For if the blood of goats and bulls, and the sprinkling of defiled persons with the ashes of a heifer, sanctify for the purification of the flesh, how much more will the blood of Christ, who through the eternal Spirit offered himself without blemish to God, purify our conscience from dead works to serve the living God. (Hebrews 9:13-14 ESV)
The blood of goats and bulls and the ashes of a heifer sprinkled on those who are ceremonially unclean sanctify them so that they are outwardly clean. How much more, then, will the blood of Christ, who through the eternal Spirit offered himself unblemished to God, cleanse our consciences from acts that lead to death, so that we may serve the living God! (Hebrews 9:13-14 NIV)
Under the old system, the blood of goats and bulls and the ashes of a young cow could cleanse people’s bodies from ceremonial impurity. Just think how much more the blood of Christ will purify our consciences from sinful deeds so that we can worship the living God. For by the power of the eternal Spirit, Christ offered himself to God as a perfect sacrifice for our sins. (Hebrews 9:13-14 NLT)

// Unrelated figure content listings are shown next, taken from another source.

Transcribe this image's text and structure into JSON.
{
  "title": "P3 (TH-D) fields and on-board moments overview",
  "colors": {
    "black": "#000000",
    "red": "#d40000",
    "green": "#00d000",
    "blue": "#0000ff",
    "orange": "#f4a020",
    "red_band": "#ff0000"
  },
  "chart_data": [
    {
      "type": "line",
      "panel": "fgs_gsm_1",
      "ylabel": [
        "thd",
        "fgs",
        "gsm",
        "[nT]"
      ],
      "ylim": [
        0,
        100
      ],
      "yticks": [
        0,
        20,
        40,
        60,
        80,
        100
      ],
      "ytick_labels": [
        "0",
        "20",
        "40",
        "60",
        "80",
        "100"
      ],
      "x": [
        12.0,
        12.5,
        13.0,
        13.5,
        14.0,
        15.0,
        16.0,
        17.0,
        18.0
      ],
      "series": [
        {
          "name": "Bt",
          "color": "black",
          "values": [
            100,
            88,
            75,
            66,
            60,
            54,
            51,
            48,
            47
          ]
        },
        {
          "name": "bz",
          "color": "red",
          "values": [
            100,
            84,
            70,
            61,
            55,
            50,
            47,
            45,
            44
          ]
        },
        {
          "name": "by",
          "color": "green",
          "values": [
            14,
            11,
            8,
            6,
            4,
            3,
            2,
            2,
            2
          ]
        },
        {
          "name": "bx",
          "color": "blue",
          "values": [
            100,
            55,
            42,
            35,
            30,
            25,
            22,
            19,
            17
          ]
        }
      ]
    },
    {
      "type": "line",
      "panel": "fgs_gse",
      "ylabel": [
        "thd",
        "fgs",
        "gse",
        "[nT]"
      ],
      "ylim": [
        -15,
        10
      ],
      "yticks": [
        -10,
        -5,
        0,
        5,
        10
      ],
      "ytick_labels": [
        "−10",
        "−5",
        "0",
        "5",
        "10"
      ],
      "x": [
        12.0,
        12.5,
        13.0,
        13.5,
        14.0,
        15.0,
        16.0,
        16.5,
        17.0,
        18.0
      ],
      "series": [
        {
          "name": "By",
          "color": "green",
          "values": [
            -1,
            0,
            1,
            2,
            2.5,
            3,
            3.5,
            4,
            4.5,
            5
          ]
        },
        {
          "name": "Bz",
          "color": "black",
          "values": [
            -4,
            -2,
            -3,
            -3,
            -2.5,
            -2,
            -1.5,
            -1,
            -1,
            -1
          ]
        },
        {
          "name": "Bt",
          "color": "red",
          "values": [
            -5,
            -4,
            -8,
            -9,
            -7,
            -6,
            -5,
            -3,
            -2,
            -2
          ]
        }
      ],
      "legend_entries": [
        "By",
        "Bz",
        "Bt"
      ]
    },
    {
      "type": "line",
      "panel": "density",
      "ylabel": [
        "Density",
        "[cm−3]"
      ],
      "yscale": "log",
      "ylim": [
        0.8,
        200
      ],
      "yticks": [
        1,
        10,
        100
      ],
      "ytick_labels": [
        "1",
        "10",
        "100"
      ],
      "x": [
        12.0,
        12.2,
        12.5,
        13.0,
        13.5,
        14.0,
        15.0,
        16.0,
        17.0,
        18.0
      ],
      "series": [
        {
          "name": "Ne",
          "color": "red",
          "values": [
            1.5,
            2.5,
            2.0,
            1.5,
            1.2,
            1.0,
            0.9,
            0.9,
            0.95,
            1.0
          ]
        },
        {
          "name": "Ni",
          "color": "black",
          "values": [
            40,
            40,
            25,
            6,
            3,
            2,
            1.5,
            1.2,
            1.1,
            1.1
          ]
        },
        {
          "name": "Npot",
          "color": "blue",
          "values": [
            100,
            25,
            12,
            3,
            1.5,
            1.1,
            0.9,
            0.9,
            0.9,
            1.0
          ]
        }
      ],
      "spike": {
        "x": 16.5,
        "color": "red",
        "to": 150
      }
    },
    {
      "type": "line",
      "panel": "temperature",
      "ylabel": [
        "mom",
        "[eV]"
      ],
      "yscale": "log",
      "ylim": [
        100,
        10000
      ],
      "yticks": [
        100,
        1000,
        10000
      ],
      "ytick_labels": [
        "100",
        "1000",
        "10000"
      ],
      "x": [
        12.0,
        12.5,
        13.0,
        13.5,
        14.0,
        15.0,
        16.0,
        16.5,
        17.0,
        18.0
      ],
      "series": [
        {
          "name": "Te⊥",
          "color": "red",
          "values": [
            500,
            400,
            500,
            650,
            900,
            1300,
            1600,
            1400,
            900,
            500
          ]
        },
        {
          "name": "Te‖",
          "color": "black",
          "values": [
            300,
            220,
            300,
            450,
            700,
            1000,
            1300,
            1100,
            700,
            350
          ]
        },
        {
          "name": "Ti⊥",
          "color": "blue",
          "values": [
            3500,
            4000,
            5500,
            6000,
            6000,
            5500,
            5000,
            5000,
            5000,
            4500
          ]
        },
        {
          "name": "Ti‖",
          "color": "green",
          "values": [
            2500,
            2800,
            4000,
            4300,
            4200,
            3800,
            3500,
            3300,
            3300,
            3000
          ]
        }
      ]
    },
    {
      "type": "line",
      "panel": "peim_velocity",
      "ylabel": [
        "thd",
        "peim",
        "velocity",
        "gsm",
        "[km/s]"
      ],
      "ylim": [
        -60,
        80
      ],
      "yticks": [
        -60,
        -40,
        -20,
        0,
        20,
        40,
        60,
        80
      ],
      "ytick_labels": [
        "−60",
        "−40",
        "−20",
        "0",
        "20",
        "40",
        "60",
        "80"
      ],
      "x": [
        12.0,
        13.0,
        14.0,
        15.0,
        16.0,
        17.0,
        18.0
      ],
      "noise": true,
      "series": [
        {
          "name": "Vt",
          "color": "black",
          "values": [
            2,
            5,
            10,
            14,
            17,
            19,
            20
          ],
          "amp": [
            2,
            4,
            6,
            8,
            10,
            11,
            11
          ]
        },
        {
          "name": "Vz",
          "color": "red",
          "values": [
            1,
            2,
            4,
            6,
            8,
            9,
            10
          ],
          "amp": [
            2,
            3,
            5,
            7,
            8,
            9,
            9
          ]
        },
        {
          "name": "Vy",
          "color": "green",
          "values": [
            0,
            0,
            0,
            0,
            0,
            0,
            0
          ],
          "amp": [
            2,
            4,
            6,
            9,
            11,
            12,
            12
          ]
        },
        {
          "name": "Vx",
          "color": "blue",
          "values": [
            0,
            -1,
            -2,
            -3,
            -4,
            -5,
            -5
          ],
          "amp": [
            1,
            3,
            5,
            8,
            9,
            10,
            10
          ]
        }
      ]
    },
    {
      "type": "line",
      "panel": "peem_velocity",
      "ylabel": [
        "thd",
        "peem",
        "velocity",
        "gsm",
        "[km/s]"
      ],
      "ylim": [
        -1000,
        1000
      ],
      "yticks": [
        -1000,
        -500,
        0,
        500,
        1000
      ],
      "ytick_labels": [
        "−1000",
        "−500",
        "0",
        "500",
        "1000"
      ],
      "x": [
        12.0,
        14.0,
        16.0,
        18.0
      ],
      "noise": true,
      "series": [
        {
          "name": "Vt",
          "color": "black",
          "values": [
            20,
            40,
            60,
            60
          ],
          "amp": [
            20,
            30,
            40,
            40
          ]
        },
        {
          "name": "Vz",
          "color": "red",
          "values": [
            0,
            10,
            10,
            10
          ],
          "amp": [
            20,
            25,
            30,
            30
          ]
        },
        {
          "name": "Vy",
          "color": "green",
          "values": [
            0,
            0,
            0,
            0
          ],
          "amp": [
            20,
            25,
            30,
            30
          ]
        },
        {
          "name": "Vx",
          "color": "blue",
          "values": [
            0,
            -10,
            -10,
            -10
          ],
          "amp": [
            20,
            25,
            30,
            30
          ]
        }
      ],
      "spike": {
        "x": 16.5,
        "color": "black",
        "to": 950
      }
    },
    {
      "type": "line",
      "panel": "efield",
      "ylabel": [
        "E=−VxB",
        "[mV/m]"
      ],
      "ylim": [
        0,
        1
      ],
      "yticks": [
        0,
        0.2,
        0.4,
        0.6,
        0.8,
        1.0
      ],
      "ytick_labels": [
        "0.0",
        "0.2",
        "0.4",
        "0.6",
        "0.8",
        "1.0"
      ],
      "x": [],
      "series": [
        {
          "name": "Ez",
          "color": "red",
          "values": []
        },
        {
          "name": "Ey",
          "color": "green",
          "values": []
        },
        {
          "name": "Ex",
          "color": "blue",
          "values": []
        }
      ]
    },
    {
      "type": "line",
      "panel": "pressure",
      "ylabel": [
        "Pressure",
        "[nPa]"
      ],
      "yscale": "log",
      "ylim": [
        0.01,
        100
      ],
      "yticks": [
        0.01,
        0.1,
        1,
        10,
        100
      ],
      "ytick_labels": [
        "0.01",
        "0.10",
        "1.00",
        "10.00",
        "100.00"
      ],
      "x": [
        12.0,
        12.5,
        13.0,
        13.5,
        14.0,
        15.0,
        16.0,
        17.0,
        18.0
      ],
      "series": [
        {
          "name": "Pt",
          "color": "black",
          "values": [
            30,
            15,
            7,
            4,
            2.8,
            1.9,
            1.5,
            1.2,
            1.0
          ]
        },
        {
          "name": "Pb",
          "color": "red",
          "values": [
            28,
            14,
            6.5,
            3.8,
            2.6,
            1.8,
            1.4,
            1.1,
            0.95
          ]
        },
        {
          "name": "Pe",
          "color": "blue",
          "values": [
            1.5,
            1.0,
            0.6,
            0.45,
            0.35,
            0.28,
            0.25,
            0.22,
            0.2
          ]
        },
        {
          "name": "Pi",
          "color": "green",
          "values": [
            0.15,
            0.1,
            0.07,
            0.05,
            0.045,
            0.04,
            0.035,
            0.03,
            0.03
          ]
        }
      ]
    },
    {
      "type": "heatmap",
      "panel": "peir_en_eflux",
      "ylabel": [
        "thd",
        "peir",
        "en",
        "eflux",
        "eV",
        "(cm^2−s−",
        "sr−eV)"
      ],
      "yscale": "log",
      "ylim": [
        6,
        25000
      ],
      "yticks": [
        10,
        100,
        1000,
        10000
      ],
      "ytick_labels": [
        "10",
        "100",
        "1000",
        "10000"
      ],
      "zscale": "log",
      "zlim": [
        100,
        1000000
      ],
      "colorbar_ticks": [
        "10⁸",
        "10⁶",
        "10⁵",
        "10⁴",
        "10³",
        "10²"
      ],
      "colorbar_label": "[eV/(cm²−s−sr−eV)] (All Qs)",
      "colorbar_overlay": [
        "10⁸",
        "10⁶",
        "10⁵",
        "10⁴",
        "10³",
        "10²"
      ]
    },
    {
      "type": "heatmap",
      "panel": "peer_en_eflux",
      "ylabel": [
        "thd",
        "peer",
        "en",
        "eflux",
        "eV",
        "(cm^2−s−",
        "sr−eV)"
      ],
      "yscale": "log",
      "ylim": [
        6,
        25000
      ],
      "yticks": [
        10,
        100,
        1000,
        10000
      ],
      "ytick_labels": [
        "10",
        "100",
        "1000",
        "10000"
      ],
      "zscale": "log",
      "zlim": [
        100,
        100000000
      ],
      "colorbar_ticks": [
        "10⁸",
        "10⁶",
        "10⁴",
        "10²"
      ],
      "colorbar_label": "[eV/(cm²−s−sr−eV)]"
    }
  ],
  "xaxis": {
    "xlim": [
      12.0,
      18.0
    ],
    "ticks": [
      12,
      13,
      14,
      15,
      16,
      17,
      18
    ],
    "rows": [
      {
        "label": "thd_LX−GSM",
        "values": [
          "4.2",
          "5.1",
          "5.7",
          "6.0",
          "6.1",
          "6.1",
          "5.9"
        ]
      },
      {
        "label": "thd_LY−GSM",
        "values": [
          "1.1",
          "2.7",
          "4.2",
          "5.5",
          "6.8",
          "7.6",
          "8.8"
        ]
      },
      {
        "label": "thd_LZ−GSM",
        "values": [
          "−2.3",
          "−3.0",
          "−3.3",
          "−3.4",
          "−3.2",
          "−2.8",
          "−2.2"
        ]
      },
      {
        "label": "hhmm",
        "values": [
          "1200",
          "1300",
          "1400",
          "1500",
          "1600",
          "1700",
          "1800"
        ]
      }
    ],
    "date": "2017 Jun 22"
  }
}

If that animal blood and the other rituals of purification were effective in cleaning up certain matters of our religion and behavior, think how much more the blood of Christ cleans up our whole lives, inside and out. Through the Spirit, Christ offered himself as an unblemished sacrifice, freeing us from all those dead-end efforts to make ourselves respectable, so that we can live all out for God. (Hebrews 9:13-14 MSG)
The Pharisee in Luke 7 is a product of the old covenant. We understand the system he lived under because we often revert to it ourselves. We focus on the law of God and discover we can not keep it. The result is guilt or a conscience that is not clear. Satan, the accuser, loves to keep us here. Guilt easily turns into fear and our focus shifts from God to ourselves. Under the old covenant the result was continual sacrifice. Our unfortunate, but typical, response is to try to clear our conscience by working to pay back what we know we owe.

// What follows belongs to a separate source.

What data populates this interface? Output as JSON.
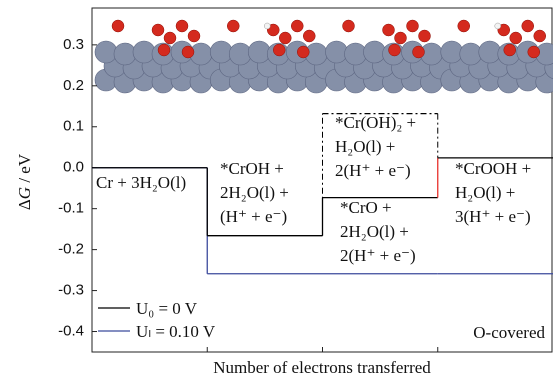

The woman who was a sinner in Luke 7 is a wonderful example of the new covenant. She probably didn’t understand much about theology, but she knew what was important. She knew love when she saw it. She worshiped Jesus, gave her love, and received forgiveness which we hope she accepted. God’s love motivated him to create us and continually work to bring us near to him. He desires our closeness so much that he was willing to give Jesus as a sacrifice. It is the result of the sacrifice that the Hebrews 9:13,14 focuses on.

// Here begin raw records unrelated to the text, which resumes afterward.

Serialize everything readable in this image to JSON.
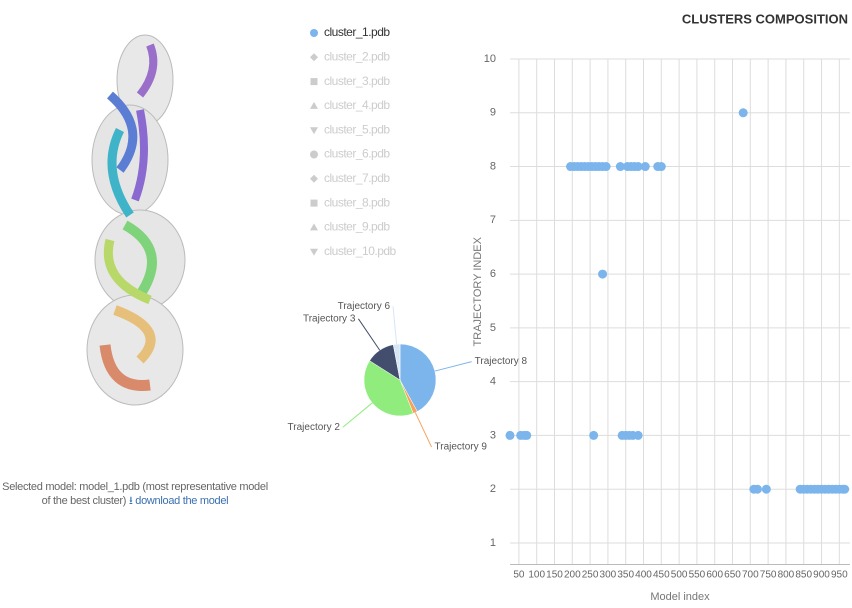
{
  "caption": "Selected model: model_1.pdb (most representative model of the best cluster)",
  "download_link": "download the model",
  "chart_data": [
    {
      "type": "pie",
      "labels": [
        "Trajectory 8",
        "Trajectory 9",
        "Trajectory 2",
        "Trajectory 3",
        "Trajectory 6"
      ],
      "values": [
        42,
        2,
        40,
        13,
        3
      ],
      "colors": [
        "#7cb5ec",
        "#f7a35c",
        "#90ed7d",
        "#434d6e",
        "#d6e6f5"
      ]
    },
    {
      "type": "scatter",
      "title": "CLUSTERS COMPOSITION",
      "xlabel": "Model index",
      "ylabel": "TRAJECTORY INDEX",
      "xlim": [
        25,
        980
      ],
      "ylim": [
        0.6,
        10
      ],
      "xticks": [
        50,
        100,
        150,
        200,
        250,
        300,
        350,
        400,
        450,
        500,
        550,
        600,
        650,
        700,
        750,
        800,
        850,
        900,
        950
      ],
      "yticks": [
        1,
        2,
        3,
        4,
        5,
        6,
        7,
        8,
        9,
        10
      ],
      "grid": true,
      "series": [
        {
          "name": "cluster_1.pdb",
          "color": "#7cb5ec",
          "visible": true,
          "x": [
            195,
            205,
            215,
            225,
            235,
            245,
            255,
            265,
            275,
            285,
            295,
            335,
            355,
            365,
            375,
            385,
            405,
            440,
            450,
            680,
            285,
            25,
            55,
            65,
            72,
            260,
            340,
            350,
            360,
            370,
            385,
            710,
            720,
            745,
            840,
            850,
            860,
            870,
            880,
            890,
            900,
            910,
            920,
            930,
            940,
            950,
            960,
            965
          ],
          "y": [
            8,
            8,
            8,
            8,
            8,
            8,
            8,
            8,
            8,
            8,
            8,
            8,
            8,
            8,
            8,
            8,
            8,
            8,
            8,
            9,
            6,
            3,
            3,
            3,
            3,
            3,
            3,
            3,
            3,
            3,
            3,
            2,
            2,
            2,
            2,
            2,
            2,
            2,
            2,
            2,
            2,
            2,
            2,
            2,
            2,
            2,
            2,
            2
          ]
        },
        {
          "name": "cluster_2.pdb",
          "visible": false
        },
        {
          "name": "cluster_3.pdb",
          "visible": false
        },
        {
          "name": "cluster_4.pdb",
          "visible": false
        },
        {
          "name": "cluster_5.pdb",
          "visible": false
        },
        {
          "name": "cluster_6.pdb",
          "visible": false
        },
        {
          "name": "cluster_7.pdb",
          "visible": false
        },
        {
          "name": "cluster_8.pdb",
          "visible": false
        },
        {
          "name": "cluster_9.pdb",
          "visible": false
        },
        {
          "name": "cluster_10.pdb",
          "visible": false
        }
      ]
    }
  ]
}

The simple definition of worship is to bow down. Worship is an act of submission. How easy do you find it to submit to someone you fear? Without Jesus’ sacrifice it is difficult to approach God and bow before him without fear. That’s not what God desires. He wants us to run to him and jump into his arms. He wants us to love him and others the way he does. We can only do that if we are free from guilt. We need a clear conscience. We need to recognize in a very tangible way that we have been forgiven in a way we can’t imagine. We forgive and don’t forget. God forgives and forgets. He wants us to worship and serve him out of a clear conscience and deep, abiding love.
The next time you can partake in communion recognize that you are able to approach God with a clear conscience because of Jesus’ death on the cross. Accept the forgiveness given and live out of the clear conscience it produces. May we all love as much as we have been forgiven.